More LPs and then CDs

In the following year, 1964, I bought my second piping LP of the Scots Guards which revealed the difference in style, especially in the drum corps between amateur and army pipe bands. Over the next few years, I purchased a few other discs which I also played incessantly, including a slightly earlier recording - a 10" LP of Muirhead and Sons, recorded just after becoming World Champions for the second successive year in 1956 (the first time that any band had achieved this feat).  

In subsequent years, I bought several other LPs, mostly featuring pipe bands but also a few solo pipers (some playing other types of bagpipe).  At the time, I was less interested in solo piping recordings.
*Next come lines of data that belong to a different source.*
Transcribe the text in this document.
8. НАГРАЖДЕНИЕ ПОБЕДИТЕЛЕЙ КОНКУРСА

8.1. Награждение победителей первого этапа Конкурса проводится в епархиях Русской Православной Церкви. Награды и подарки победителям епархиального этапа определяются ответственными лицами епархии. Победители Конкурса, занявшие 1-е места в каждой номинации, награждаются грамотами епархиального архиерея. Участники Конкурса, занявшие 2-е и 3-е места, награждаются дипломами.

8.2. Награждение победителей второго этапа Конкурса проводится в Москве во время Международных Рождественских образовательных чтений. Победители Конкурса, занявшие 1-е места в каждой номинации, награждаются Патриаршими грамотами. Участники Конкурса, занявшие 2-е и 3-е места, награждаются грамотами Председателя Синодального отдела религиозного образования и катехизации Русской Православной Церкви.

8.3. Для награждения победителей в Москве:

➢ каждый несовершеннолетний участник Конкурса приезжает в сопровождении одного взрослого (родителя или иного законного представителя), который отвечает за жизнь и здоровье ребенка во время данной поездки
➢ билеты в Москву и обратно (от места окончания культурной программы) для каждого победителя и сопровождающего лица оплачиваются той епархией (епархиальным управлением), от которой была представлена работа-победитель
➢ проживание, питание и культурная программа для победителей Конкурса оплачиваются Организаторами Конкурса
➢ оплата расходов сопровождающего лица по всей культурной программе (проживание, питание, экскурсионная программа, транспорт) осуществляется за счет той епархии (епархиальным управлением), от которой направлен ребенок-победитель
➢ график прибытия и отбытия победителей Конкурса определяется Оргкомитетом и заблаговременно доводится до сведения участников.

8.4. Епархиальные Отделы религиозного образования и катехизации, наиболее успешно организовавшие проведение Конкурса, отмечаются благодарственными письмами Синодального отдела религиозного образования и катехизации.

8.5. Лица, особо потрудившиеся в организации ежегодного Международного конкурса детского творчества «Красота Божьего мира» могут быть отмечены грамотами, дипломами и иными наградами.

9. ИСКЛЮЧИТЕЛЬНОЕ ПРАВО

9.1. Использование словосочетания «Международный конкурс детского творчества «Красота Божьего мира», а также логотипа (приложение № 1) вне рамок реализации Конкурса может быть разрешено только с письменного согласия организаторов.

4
For me (a late adopter) the CD revolution arrived around 1987 but it was not until August, 1993, that I bought my first bagpipe CD - by the band Polkemmet Grorud.  I had previously bought the band's innovative 1986 LP (featuring some Breton music, not to mention some accompaniment from the bouzouki, accordion and keyboard!  The LP did not contain a single MSR (march, strathspey and reel set).

Pipeline

Years later, I discovered BBC's Pipeline program that was broadcast every week from Radio 4 in Scotland and for several years, I dutifully recorded and then even more dutifully catalogued the transmissions.  These were mostly solo pipers and almost exclusively featured the Great Highland Bagpipe. What a great service to the piping fraternity (if not the commercial recording industry).